As Leonard Peikoff noted in "Health Care Is Not A Right":
Most people who oppose socialized medicine do so on the grounds that it is moral and well-intentioned, but impractical; i.e., it is a noble idea -- which just somehow does not work. I do not agree that socialized medicine is moral and well-intentioned, but impractical.

Of course, it is impractical -- it does not work -- but I hold that it is impractical because it is immoral.

This is not a case of noble in theory but a failure in practice; it is a case of vicious in theory and therefore a disaster in practice. I want to focus on the moral issue at stake. So long as people believe that socialized medicine is a noble plan, there is no way to fight it.

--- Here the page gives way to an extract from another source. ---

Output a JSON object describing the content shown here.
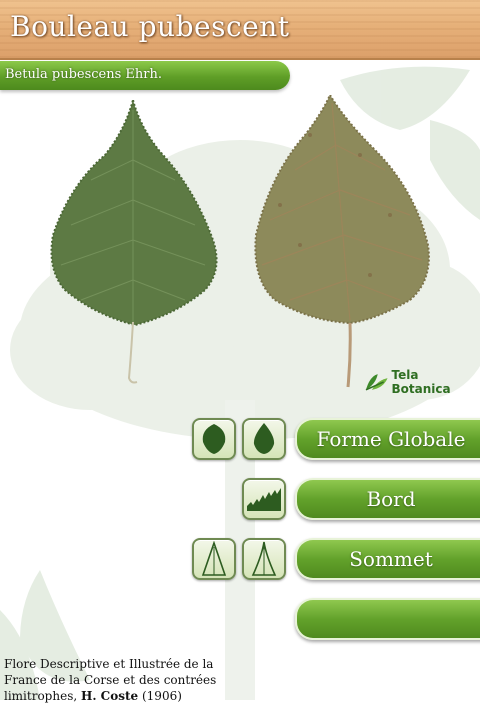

You cannot stop a noble plan -- not if it really is noble. The only way you can defeat it is to unmask it -- to show that it is the very opposite of noble. Then at least you have a fighting chance.
Without this sort of moral clarity, economic arguments of the type Ryan is offering (as important as they are) will only delay the implementation of government-run medicine, not stop it.

To stop it, one needs to (1) not automatically concede the moral high ground to the statists (i.e., not grant the premise that guaranteed health care is a noble end), and (2) offer the proper moral defense of free market health reforms.

The debate is slowly shifting in this direction. But we still have a long ways to go.

To the extent that the Republicans are able to delay the implementation of ObamaCare, they will at least buy us more precious time to bring these core moral issues to the forefront.

We can't necessarily control how much time we are given, but we can control how we use it. Hence, we must be careful to use it wisely, rather than squander it.